Legislators are also concerned that the new Cerner-created system will have the same problems the Military Health System’s (MHS) Genesis system is currently experiencing when it comes to sharing information between the new system and the military’s legacy systems.

“In July DoD sent Congress a follow-up report on Genesis three years after initial go-live [noting] ongoing deficiencies in business intelligence, billing, coding, and reporting. All of which are important business of healthcare,” said Rep. Susie Lee, (D-NV) at a House Veterans’ Affairs subcommittee on technology hearing on Sept. 30. “The report also states that the information exchange with the required external systems was sporadic. And the data were frequently inaccurate or incomplete. MHS and Alta users often could not see all of the required information using the joint longitudinal viewer (JLV), creating potential patient safety concerns and eroding user trust in both the MHS Genesis and the JLV.”

Because the two systems are both Cerner-created and are meant to seamlessly share information, the original timeline was for MHS and VA to roll out the systems more-or-less simultaneously at the same sites. The initial delays at VA and now the need for VA to hold off on implementing the system at its larger hospitals has put the two rollouts on separate tracks.

Capabilities of New System

According to Bill Tinston, director of the Federal Electronic Health Record Modernization Program Office, the issues military physicians have experienced with not being able to see all the patient information in the MHS legacy systems using the JLV is an artifact of the poor records that exist in the legacy system and not the capabilities of the new system.

“Those specific [concerns in the report] were about the quality of the data in the legacy systems,” Tinston said. “I can’t make that better. I can’t make the completeness or accuracy of the information in the legacy system better than it actually is. But we do have mechanisms to bring it over [to the new system].”

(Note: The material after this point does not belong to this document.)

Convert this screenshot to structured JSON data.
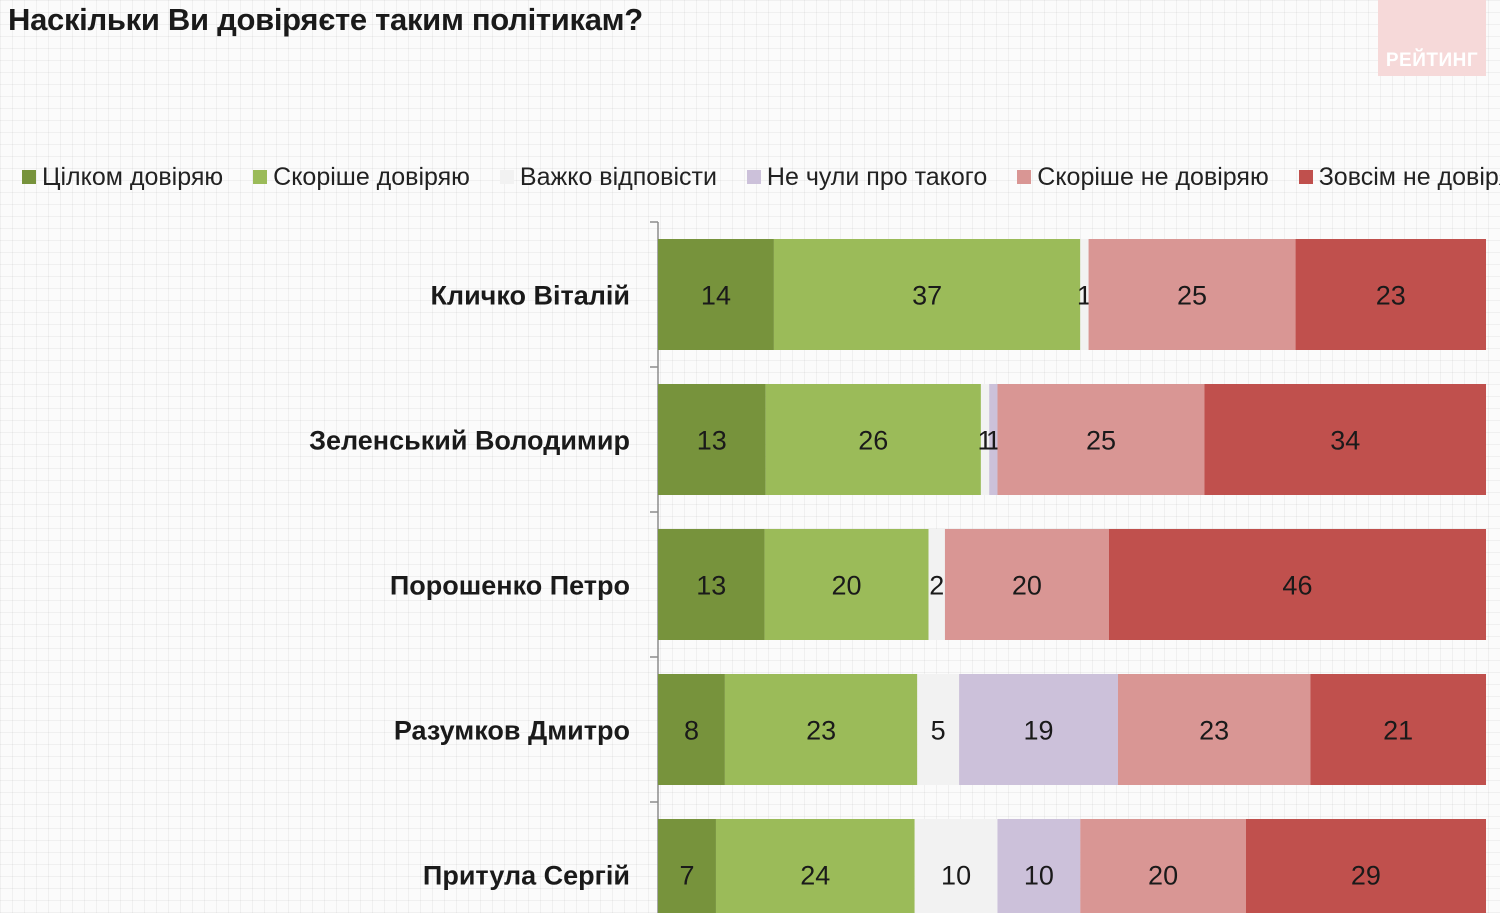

Asked if the same issues will occur in the VA system, John Windom, director of VA’s Office of Electronic Health Record Modernization, did not discount the possibility. But he said VA is working to improve the JLV as well as going back into the VistA legacy system records and trying to improve the clarity of patient information before it’s transferred to the Cerner system.

“The JLV is not going away anytime soon,” he declared.

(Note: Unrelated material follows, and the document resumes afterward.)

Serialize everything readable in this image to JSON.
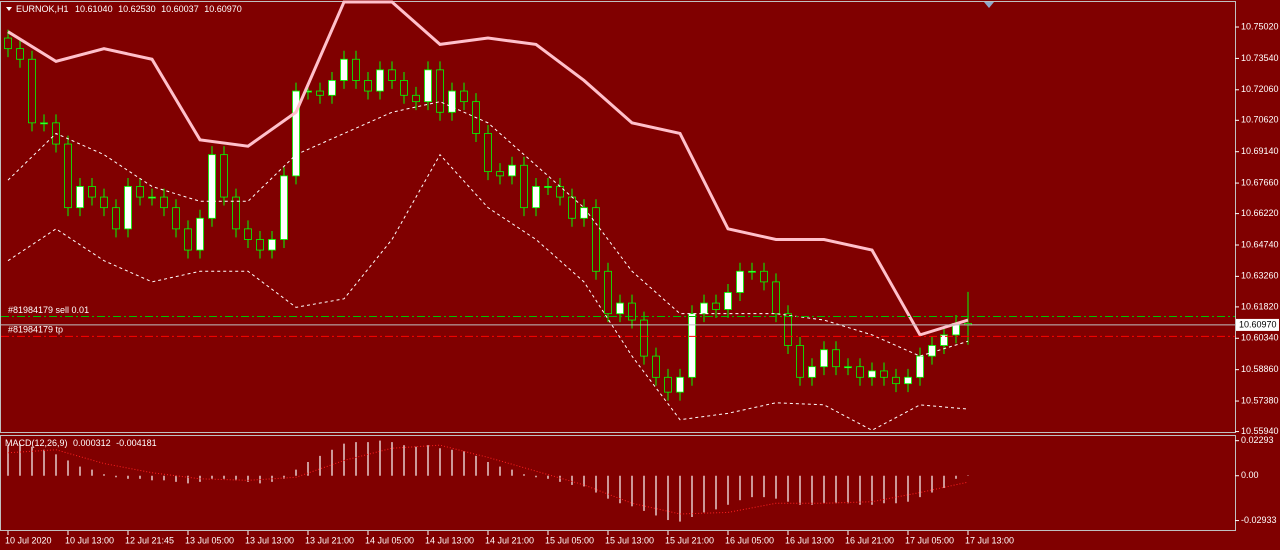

Windom also assured the subcommittee that, despite the reshuffling of VA’s rollout plan, the initial timeline and lifetime cost estimate remain the same. The rollout is expected to last until 2028 and cost an estimated $16 billion. 

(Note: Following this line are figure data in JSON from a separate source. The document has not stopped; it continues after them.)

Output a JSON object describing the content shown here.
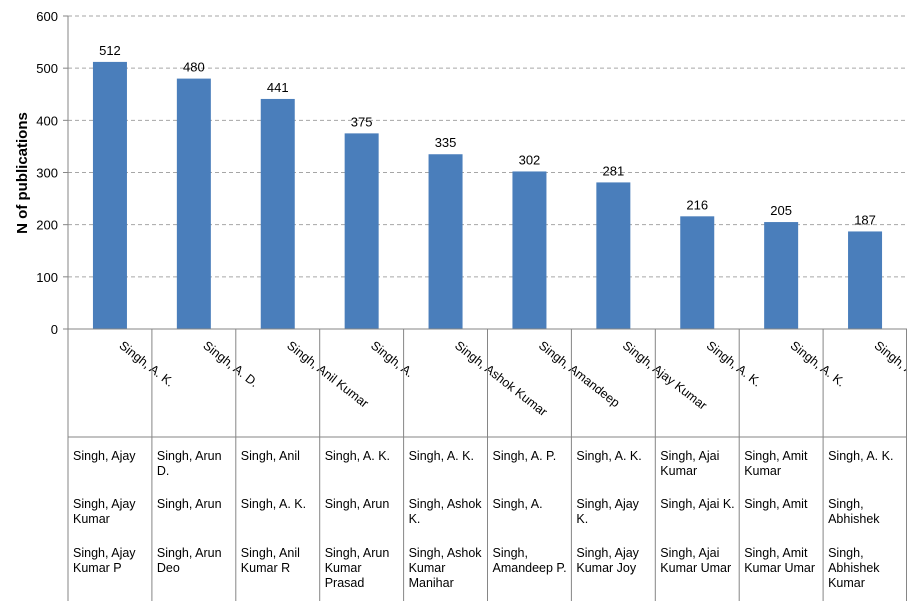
{
  "chart_data": {
    "type": "bar",
    "ylabel": "N of publications",
    "ylim": [
      0,
      600
    ],
    "yticks": [
      0,
      100,
      200,
      300,
      400,
      500,
      600
    ],
    "grid": "horizontal-dashed",
    "bar_color": "#4a7ebb",
    "categories": [
      "Singh, A. K.",
      "Singh, A. D.",
      "Singh, Anil Kumar",
      "Singh, A.",
      "Singh, Ashok Kumar",
      "Singh, Amandeep",
      "Singh, Ajay Kumar",
      "Singh, A. K.",
      "Singh, A. K.",
      "Singh, A."
    ],
    "values": [
      512,
      480,
      441,
      375,
      335,
      302,
      281,
      216,
      205,
      187
    ]
  },
  "variants": [
    [
      "Singh, Ajay",
      "Singh, Ajay Kumar",
      "Singh, Ajay Kumar P"
    ],
    [
      "Singh, Arun D.",
      "Singh, Arun",
      "Singh, Arun Deo"
    ],
    [
      "Singh, Anil",
      "Singh, A. K.",
      "Singh, Anil Kumar R"
    ],
    [
      "Singh, A. K.",
      "Singh, Arun",
      "Singh, Arun Kumar Prasad"
    ],
    [
      "Singh, A. K.",
      "Singh, Ashok K.",
      "Singh, Ashok Kumar Manihar"
    ],
    [
      "Singh, A. P.",
      "Singh, A.",
      "Singh, Amandeep P."
    ],
    [
      "Singh, A. K.",
      "Singh, Ajay K.",
      "Singh, Ajay Kumar Joy"
    ],
    [
      "Singh, Ajai Kumar",
      "Singh, Ajai K.",
      "Singh, Ajai Kumar Umar"
    ],
    [
      "Singh, Amit Kumar",
      "Singh, Amit",
      "Singh, Amit Kumar Umar"
    ],
    [
      "Singh, A. K.",
      "Singh, Abhishek",
      "Singh, Abhishek Kumar"
    ]
  ]
}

However, he did note that the distribution of that $16 billion will be more front-loaded than the original estimate.

“Peak spend rate seems to be much earlier than peak level of activity,” Windom explained. “This is a major IT project in addition to a major clinical and business transformation. Even shorter ones, like five years, there are substantial efficiencies gained in IT, whether they be cloud computing or software as a service. Things that inherently create efficiencies in cost savings. We anticipate substantial efficiencies toward the tail end of the contract.”

The larger up-front costs are the result of VA needing to build new infrastructure like data centers and data hosting facilities, as well as thing like developing new user training packages.

While the EHRS rollout looks to move forward, VA has put the rollout of its new Cerner scheduling system on hold. The department had initially decoupled the scheduling system from the larger EHR system with the hopes that it could roll it out more quickly than the full system. The new scheduling system launched at the Columbus VA Medical Center in August.

VA has now decided to put the CSS on hold indefinitely.

“The Cerner scheduling system is not off the table,” Windom told legislators. “In this COVID environment we had to look at numerous parameters, including manpower and social distancing. … We thought the Cerner scheduling decision could wait.”

The next hospital slated to have the new EHRS installed is the Walla Walla VAMC, along with other facilities in VISN 20. VA will then move on to VISN 10 in Ohio, Indiana and Michigan.